Ybor City Tap House has 28 prior inspections on record. Pho 813 has 29. Both are established operations with substantial inspection histories, and both drew high-severity violations this week in categories, food temperatures at Ybor, chemical storage at Pho 813, that are among the most straightforward to correct.
Spartaco's Kitchen and Popeyes on Fletcher each have 24 prior inspections. BT and Brother Trattoria share the same count: 21 each, and they sit within blocks of each other on S. MacDill. BT's six high-severity findings this week represent the most concentrated single-visit record of any facility on the street.
Rome and Fig and Tasty Mediterranean Grill have the shortest inspection histories in this week's group, at 12 and 14 visits respectively.

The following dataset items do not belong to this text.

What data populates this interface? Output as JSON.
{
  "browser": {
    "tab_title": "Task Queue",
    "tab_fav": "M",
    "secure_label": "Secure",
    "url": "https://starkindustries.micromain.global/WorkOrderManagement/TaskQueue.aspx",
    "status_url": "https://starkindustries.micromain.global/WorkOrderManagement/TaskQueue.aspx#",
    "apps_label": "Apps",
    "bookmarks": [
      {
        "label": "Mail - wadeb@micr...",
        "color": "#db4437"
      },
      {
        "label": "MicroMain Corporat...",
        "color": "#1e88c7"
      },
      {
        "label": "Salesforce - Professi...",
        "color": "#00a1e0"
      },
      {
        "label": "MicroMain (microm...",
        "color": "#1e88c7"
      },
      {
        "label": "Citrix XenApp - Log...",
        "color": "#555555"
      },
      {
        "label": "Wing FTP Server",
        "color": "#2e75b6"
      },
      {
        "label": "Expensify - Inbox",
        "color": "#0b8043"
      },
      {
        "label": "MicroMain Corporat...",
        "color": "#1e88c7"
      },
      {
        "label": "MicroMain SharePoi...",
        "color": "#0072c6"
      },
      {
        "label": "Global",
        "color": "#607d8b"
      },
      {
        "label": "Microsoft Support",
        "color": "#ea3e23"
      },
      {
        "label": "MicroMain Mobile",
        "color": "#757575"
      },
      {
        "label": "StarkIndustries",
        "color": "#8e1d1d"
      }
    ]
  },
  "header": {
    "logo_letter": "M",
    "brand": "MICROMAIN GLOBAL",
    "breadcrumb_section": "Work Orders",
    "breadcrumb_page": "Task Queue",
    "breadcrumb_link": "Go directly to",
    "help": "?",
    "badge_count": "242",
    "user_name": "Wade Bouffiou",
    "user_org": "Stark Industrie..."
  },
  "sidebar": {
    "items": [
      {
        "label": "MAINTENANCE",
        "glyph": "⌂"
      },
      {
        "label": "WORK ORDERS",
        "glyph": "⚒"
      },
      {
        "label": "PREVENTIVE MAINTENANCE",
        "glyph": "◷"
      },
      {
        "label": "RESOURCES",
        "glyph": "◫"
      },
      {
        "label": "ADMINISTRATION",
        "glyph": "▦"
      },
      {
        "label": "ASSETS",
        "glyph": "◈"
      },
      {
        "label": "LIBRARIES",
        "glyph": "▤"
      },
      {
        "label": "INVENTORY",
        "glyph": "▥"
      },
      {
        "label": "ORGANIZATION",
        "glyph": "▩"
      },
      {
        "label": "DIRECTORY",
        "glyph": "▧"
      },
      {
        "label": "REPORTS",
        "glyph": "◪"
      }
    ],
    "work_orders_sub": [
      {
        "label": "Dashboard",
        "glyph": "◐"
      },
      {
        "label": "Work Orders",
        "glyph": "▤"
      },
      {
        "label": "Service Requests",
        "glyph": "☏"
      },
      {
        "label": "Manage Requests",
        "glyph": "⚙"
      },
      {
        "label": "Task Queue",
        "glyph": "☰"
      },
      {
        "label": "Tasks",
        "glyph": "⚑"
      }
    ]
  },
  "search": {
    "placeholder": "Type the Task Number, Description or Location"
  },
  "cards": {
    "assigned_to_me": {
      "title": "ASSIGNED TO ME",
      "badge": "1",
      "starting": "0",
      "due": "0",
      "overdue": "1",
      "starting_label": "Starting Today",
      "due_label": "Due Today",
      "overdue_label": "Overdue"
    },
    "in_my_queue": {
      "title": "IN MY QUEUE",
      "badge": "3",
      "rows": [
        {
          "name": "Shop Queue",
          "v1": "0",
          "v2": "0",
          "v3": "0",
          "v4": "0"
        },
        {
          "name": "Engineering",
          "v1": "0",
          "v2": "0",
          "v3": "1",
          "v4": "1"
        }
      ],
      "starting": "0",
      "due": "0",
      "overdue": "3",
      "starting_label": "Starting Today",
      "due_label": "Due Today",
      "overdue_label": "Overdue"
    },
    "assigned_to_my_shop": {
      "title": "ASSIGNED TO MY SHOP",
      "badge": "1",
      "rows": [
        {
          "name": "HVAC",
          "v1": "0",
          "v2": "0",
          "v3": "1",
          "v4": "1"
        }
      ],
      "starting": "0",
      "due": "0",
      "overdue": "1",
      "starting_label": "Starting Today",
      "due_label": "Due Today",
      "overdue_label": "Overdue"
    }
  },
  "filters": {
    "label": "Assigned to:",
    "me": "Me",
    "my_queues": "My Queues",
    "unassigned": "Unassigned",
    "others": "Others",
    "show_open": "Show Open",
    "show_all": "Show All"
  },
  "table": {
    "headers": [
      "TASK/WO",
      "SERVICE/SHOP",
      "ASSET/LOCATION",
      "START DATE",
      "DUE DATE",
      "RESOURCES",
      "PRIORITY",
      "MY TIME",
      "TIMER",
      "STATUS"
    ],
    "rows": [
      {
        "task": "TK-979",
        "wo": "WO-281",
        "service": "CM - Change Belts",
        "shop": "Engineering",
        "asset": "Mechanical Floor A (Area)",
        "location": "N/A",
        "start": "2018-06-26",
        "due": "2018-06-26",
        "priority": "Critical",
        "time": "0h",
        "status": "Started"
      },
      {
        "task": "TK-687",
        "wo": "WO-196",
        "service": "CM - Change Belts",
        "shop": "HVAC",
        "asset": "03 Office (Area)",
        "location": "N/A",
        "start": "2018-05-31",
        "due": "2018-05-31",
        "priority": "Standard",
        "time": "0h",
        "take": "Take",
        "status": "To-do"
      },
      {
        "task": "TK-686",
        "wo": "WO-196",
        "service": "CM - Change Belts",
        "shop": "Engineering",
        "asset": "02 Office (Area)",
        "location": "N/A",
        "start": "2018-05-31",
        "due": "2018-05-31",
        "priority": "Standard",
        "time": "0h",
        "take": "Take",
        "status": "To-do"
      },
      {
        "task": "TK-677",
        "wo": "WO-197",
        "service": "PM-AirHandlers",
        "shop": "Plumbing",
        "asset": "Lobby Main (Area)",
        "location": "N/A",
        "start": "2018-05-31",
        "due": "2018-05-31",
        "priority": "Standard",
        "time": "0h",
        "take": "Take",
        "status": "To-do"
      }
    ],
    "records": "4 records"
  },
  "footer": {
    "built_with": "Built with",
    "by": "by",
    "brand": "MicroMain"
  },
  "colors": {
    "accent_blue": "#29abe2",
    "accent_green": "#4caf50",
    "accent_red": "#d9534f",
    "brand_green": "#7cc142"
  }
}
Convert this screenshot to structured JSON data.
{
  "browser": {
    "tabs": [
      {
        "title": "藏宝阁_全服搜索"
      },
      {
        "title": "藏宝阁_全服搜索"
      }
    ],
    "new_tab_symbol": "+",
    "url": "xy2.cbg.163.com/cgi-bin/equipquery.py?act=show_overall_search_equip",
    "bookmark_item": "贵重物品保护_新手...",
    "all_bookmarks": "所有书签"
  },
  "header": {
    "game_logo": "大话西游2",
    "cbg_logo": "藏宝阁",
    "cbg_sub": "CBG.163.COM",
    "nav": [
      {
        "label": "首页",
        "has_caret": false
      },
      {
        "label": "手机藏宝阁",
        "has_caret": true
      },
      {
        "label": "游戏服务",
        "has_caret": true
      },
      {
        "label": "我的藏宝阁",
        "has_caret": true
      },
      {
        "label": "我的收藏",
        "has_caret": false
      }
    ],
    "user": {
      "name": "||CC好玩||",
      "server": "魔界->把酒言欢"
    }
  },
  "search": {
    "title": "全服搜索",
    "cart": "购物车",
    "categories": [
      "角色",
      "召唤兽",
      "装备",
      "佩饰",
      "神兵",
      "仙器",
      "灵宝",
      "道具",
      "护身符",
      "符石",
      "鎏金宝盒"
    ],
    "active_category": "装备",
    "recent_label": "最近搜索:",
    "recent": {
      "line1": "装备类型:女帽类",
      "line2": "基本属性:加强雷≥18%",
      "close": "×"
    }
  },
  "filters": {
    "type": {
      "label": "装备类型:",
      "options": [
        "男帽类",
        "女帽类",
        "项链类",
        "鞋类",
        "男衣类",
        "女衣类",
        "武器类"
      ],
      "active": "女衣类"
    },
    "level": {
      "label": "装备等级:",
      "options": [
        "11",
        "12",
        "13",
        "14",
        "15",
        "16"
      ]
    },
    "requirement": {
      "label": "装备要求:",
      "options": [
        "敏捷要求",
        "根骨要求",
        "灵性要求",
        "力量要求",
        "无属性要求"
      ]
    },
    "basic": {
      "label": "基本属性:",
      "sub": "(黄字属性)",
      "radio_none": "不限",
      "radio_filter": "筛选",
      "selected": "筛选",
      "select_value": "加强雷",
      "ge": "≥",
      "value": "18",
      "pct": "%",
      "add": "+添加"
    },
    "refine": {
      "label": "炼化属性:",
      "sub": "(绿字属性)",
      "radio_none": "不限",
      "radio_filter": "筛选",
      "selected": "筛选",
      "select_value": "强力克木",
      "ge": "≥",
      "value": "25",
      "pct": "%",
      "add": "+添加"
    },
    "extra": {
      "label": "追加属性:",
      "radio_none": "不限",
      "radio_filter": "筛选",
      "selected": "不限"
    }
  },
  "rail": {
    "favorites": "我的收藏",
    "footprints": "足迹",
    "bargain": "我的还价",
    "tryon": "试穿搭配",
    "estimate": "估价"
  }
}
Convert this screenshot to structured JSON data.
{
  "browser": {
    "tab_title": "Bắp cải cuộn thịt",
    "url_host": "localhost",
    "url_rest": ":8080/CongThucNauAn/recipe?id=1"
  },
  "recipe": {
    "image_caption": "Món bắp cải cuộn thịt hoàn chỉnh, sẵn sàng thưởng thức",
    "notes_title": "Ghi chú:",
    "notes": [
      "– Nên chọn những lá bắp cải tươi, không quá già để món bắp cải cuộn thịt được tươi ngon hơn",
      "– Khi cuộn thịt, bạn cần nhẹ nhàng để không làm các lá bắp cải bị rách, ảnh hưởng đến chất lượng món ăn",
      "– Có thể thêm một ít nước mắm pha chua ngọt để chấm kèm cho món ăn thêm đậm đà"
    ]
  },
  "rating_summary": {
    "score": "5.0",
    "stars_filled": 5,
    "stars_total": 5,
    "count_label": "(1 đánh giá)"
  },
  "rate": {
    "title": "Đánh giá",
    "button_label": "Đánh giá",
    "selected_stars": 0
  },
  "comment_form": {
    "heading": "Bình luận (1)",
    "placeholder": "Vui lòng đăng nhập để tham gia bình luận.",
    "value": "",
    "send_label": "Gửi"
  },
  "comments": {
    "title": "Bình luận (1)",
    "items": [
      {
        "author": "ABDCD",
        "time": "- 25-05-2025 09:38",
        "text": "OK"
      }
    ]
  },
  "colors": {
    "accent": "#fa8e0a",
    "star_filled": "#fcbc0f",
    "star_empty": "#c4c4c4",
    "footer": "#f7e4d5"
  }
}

Rome and Fig's three high-severity violations, including chemical storage and no health policy, arrived relatively early in its documented record. Tasty Mediterranean Grill, despite only 14 prior inspections, had already accumulated a shellfish traceability violation this week, a citation that requires specific record-keeping practices that should be in place from the first day shellfish appears on the menu.
BT's food-from-unapproved-sources citation, combined with its undercooking violation and shellfish records failure, remained unresolved in state records at the time this report was filed.